December 19, 2016
Luke 2:8-11
(All scripture is from the New King James Version unless otherwise indicated.)
Our featured Scripture is Luke 2:8-11:
Now there were in the same country shepherds living out in the field,
keeping watch over their flock by night. And, behold, an angel of the
Lord stood before them, and the glory of the Lord shone around them,
and they were greatly afraid. Then the angel said to them, “Do not be
afraid, for behold, I bring you good tidings of great joy which will be
to all people. For there is born to you this day in the city of David a
Savior, who is Christ the Lord.”
We know the Shepherds Stood At The Cradle because the angel told them in Luke 2:12, “You will find the babe wrapped in swaddling cloths, lying in a manger.” And they immediately went and found the Christ child! But what significance do the shepherds bring to the Christmas story?
• The shepherds give us a more accurate time of Jesus’ birth – and it was not on December 25th! December is a cold and rainy month in Palestine, and shepherds would not have had their flocks in the field at this time.
So what time of year was Jesus born? Two evidences of one major view is as follows:
✞ John the Baptist’s father, the priest Zacharias, who was of the priestly “…division of Abijah…” (Luke 1:5), was serving in the temple at Jerusalem (see Luke 1:8). It was then that the angel Gabriel appeared to him and told him that he and his wife Elizabeth would have a son (see Luke 1:13, 19). Historic calculation shows that this time of service was in the middle of June. If Elizabeth became pregnant around the end of June (a distinct possibility), then John would have been born at the end of March. According to Luke 1:26 and 27, “…in the sixth month [of Elizabeth’s pregnancy, Gabriel]…was sent to a virgin…whose …name was Mary…” to announce the coming birth of Jesus. So Jesus would have been born toward the end of September!

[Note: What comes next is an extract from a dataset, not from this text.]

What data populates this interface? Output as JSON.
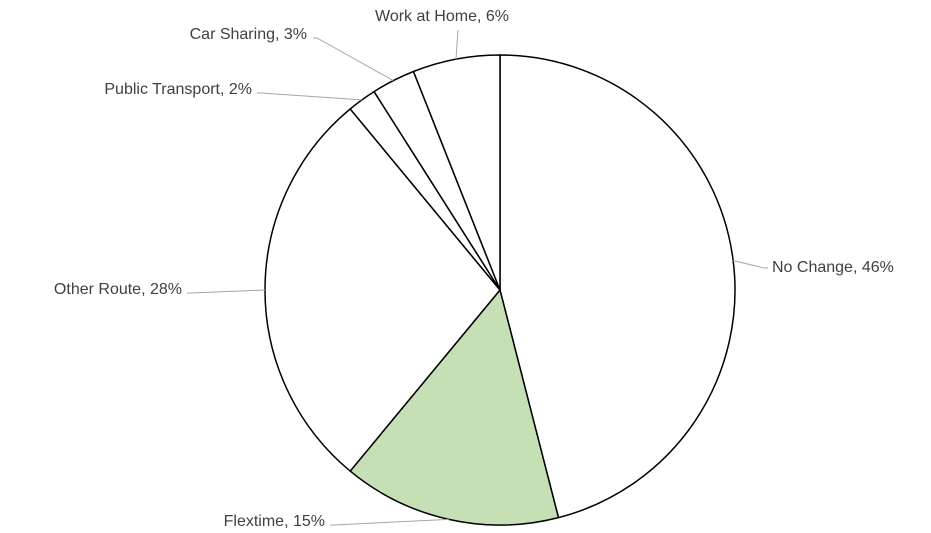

✞ John 1:14 (Literal Translation of the Holy Bible) tells us “And the Word became flesh and tabernacled among us.” Some Bible scholars say it makes sense that Jesus’ birth would coincide with the Feast of Tabernacles (see Leviticus 23:34). That would be in late September by our calendar.
• Levera Levi in Together In Christ, Form 2, Teacher’s Guide, page 19, writes, “The shepherds were despised by the orthodox good people of the day. Shepherds were quite unable to keep the details of the ceremonial law; they could not observe all the meticulous hand washings and rules and regulations. Their flocks made far too constant demands on them; and so the orthodox looked down on them as very common people.”

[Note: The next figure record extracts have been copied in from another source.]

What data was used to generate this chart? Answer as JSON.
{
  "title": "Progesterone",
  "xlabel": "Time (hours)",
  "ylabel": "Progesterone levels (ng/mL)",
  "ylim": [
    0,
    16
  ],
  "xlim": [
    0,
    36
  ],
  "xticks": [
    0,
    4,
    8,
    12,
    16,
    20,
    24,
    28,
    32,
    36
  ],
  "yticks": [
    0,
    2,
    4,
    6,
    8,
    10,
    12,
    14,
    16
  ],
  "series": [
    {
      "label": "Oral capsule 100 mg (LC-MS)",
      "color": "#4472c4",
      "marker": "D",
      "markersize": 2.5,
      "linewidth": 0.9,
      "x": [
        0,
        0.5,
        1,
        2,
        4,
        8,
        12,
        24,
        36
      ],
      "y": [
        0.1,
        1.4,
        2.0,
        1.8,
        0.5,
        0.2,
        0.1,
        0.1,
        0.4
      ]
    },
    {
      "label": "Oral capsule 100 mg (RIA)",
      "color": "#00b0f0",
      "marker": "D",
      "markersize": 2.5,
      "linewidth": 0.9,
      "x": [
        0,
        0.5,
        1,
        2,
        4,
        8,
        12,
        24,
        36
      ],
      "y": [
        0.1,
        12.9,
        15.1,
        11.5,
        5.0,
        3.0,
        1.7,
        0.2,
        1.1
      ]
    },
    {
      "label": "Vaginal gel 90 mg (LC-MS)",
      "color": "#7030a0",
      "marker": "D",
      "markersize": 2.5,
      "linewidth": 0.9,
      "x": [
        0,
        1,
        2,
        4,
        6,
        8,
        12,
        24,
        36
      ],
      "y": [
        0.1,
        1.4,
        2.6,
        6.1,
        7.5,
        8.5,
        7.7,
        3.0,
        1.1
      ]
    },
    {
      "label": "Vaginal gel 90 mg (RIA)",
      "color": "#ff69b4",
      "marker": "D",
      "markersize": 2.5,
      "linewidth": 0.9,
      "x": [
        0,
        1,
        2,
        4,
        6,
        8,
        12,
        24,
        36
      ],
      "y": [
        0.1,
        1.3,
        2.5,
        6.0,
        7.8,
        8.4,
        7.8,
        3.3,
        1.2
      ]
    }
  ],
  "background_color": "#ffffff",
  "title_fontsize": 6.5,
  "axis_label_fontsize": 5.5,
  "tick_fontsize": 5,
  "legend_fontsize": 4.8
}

So it was that to these lowly (and often despised) shepherds the privilege of the great angelic announcement came giving the invitation to come and behold the new-born King! But isn’t that what Jesus tells us in Mark 2:17? “Those who are well have no need of a physician, but those who are sick. I did not come to call the righteous, but sinners to repentance.” Paul adds this in I Corinthians 1:26 through 29:
For you see your calling, brethren, that not many wise according to the
flesh, not many mighty, not many noble, are called. But God has chos-
en the foolish things of the world to put to shame the wise, and God has
chosen the weak things of the world to put to shame the things which are
mighty; and the base things of the world, and the things which are des-
pised God has chosen, and the things which are not, to bring to nothing
the things that are, that no flesh should glory in His presence.
• But shepherds were the logical choice in another way also. Is not Jesus described as the good shepherd in John 10:11-16? And, of course we have Psalm 23 – “The LORD is my shepherd…” (verse 1).

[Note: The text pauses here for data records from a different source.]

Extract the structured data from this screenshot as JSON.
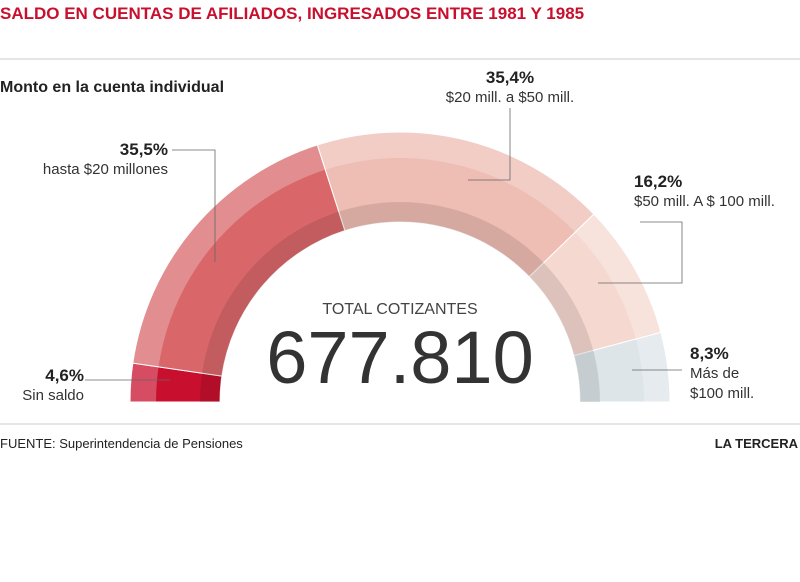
{
  "chart_data": {
    "type": "donut",
    "half": true,
    "title": "SALDO EN CUENTAS DE AFILIADOS, INGRESADOS ENTRE 1981 Y 1985",
    "subtitle": "Monto en la cuenta individual",
    "center_label": "TOTAL COTIZANTES",
    "center_value": "677.810",
    "categories": [
      "Sin saldo",
      "hasta $20 millones",
      "$20 mill. a $50 mill.",
      "$50  mill. A $ 100 mill.",
      "Más de $100 mill."
    ],
    "values": [
      4.6,
      35.5,
      35.4,
      16.2,
      8.3
    ],
    "value_labels": [
      "4,6%",
      "35,5%",
      "35,4%",
      "16,2%",
      "8,3%"
    ],
    "colors": [
      "#c8102e",
      "#d9676a",
      "#eebdb3",
      "#f5d9d1",
      "#dde5e8"
    ],
    "source": "FUENTE: Superintendencia de Pensiones",
    "brand": "LA TERCERA"
  }
}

• The shepherds are a good example for obeying God’s leading! It says in Luke 2:15 and 16, after “…the angels had gone…the shepherds said to one another, ‘Let us now go to Bethlehem and see this…which the Lord has made known to us.’ And they came with haste….” Do we obey now and with haste?
• They also show us how to be dynamic witnesses for Christ! Luke 2:17 tells us, “Now when they had seen Him, they made widely known the saying with was told them concerning this Child.” We, who have Jesus as our Savior, have ‘seen’ Him! Do we tell others what we have experienced, what He has done for us – saving us from our sins, and giving us life eternal and abundant ? (See John 10:10).
Yes, the shepherds may have been lowly, but they can teach us high and mighty truths!